Victor Rocha, conference chairman of the Indian Gaming Association, agreed that voters aren’t ready for a new ballot proposal. He noted that Thompson and Collins’s offer to pay for the ballot measures and help rid the state of illegal gaming was interesting and “not such a bad thing,” but the problem was the approach of not reaching out to tribes.

“This creates a runway for 2026,” Rocha said. “I don’t think anyone in their right mind thinks that 2024 is going to happen. The fatigue and coming back for online gaming would make us look like morons.
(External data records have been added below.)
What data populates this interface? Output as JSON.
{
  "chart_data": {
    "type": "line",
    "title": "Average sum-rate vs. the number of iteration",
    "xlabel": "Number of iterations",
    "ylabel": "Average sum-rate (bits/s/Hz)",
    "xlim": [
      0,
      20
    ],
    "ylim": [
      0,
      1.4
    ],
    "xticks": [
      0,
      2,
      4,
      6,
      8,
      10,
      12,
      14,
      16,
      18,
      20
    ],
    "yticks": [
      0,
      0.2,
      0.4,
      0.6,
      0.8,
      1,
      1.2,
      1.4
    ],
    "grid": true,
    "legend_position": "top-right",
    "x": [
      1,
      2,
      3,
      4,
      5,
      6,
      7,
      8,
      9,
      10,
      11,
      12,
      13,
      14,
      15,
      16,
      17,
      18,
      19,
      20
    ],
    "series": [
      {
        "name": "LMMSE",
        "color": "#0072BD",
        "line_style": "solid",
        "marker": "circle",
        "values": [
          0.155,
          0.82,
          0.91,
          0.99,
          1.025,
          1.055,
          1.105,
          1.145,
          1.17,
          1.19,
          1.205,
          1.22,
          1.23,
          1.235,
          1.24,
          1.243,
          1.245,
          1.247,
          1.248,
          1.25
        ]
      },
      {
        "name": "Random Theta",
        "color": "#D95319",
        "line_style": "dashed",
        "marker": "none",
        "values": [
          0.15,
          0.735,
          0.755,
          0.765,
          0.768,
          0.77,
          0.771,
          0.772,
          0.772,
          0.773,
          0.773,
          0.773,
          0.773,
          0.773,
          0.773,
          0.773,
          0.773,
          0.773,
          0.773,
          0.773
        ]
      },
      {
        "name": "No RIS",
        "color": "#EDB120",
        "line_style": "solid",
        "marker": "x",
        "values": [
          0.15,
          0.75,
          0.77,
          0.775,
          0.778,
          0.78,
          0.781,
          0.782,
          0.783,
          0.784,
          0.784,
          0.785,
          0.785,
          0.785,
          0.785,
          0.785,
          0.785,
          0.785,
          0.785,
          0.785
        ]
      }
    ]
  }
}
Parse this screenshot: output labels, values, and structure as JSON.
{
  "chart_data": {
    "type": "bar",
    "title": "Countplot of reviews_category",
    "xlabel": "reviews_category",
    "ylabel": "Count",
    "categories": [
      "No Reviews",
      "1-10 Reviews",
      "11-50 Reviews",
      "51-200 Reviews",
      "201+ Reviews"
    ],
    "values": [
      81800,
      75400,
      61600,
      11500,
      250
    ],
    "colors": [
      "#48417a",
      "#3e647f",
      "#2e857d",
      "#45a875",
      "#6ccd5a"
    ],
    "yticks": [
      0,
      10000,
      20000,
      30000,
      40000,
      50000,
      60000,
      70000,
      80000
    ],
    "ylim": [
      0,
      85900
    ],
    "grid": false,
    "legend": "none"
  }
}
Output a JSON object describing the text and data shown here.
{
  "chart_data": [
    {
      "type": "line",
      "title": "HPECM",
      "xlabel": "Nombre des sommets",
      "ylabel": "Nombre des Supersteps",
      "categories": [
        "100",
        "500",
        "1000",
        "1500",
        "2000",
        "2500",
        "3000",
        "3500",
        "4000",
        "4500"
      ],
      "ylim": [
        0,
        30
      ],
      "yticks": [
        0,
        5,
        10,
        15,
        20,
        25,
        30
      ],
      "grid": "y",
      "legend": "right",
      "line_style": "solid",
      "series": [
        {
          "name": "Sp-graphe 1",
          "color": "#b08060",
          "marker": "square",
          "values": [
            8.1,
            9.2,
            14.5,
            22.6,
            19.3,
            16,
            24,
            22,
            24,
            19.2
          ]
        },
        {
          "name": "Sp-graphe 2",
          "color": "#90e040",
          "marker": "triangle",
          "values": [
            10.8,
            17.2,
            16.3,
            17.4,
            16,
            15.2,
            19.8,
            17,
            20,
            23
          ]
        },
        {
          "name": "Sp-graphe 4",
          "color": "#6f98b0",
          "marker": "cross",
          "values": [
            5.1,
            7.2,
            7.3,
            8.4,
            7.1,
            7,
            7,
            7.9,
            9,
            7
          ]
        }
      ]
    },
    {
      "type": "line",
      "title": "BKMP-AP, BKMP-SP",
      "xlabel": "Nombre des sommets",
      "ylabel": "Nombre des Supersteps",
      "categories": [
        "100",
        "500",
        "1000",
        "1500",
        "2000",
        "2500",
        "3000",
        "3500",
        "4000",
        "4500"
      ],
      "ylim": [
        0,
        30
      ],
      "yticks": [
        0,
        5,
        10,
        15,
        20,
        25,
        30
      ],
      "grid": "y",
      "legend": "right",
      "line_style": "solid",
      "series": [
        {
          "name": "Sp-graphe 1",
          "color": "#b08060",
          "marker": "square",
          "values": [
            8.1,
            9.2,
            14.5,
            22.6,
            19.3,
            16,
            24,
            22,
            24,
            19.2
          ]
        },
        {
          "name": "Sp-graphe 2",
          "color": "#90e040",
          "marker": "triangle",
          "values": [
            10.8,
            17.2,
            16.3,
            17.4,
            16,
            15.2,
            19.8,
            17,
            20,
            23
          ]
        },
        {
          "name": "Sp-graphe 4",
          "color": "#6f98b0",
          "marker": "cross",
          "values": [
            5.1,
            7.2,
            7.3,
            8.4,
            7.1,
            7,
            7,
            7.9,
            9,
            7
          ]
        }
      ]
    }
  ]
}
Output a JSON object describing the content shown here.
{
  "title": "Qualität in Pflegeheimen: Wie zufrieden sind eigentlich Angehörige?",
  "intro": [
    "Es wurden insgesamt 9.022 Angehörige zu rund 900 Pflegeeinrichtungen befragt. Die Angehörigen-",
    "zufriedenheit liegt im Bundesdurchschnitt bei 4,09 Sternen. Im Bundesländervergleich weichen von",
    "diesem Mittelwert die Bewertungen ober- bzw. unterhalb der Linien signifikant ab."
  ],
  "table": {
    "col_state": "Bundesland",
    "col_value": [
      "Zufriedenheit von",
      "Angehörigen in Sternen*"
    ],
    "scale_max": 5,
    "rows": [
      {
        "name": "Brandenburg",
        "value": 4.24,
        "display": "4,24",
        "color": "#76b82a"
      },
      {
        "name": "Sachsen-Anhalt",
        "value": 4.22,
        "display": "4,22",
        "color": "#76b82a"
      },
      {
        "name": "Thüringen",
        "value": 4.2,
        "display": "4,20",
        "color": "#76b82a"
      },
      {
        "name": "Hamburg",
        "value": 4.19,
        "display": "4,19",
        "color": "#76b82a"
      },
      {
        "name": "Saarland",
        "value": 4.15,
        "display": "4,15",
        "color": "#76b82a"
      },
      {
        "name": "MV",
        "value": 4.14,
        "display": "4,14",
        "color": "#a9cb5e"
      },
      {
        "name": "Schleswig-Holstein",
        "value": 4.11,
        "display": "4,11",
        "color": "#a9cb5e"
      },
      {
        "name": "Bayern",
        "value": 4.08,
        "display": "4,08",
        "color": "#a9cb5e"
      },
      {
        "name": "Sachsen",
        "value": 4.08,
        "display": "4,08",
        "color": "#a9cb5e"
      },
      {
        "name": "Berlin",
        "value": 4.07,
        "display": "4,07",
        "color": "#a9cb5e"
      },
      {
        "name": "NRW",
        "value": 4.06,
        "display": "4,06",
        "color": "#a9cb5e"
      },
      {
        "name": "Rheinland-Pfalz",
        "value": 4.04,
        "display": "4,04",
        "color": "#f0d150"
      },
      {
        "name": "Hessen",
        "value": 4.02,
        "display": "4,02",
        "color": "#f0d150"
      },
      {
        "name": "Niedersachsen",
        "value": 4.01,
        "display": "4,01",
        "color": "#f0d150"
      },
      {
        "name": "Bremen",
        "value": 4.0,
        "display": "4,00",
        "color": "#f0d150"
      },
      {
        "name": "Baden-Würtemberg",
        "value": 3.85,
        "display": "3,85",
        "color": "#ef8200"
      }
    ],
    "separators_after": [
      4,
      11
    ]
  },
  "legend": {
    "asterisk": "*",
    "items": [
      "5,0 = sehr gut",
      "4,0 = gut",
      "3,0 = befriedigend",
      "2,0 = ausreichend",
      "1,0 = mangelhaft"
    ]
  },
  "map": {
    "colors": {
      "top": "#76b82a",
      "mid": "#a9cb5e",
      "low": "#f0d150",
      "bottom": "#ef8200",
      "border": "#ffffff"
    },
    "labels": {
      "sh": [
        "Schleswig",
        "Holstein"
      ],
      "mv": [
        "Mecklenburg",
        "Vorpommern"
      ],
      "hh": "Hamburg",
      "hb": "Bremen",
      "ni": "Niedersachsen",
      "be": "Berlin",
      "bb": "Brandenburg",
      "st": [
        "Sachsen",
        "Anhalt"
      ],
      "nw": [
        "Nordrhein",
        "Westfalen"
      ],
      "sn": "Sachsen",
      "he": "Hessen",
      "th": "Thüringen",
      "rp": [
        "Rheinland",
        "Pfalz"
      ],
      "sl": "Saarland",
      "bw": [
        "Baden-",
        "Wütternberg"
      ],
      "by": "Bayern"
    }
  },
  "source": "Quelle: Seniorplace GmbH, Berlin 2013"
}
The one thing we’ve been fortunate with voters is our honesty and being authentic.”

Siva said that while it raises a framework for 2026, it also “starts to muddy the water” of who is going to push the issue, the tribes or a non-tribal entity.

“It’s going to send a shot across the bow for the commercial industry – the DraftKings and FanDuels of the world – that if they don’t put something together, they might get cut out of the market altogether. It puts everyone on high alert,” Siva said.

Rocha said the only way sports betting will get done in California is in an incremental way: retail first, then online.

“This is a completely different strategy than we were talking about,” Rocha said. “For me, it’s dead in the water no matter who pays for it. You’re going to make it worse for sports betting down the road when it comes to California voters.”

In an article published Wednesday in PlayUSA, the backers of the amendment said some tribes have expressed interest, but are withholding any support until they see the amended language of a ballot measure by the Dec. 1 deadline.

James Giles, executive director of the Indian Gaming Association, said commercial operators are likely looking at what’s going on with the latest attempt and worry they’re going to get cut out of California.

Siva said some of the commercial operators reached out to tribes after the failed ballot measure and said they didn’t understand the California gaming market and how tribes developed it. Now, many understand they have to work with the tribes instead of trying to dictate. “If you want to come into gaming in California, there’s going to be a relationship with tribes.”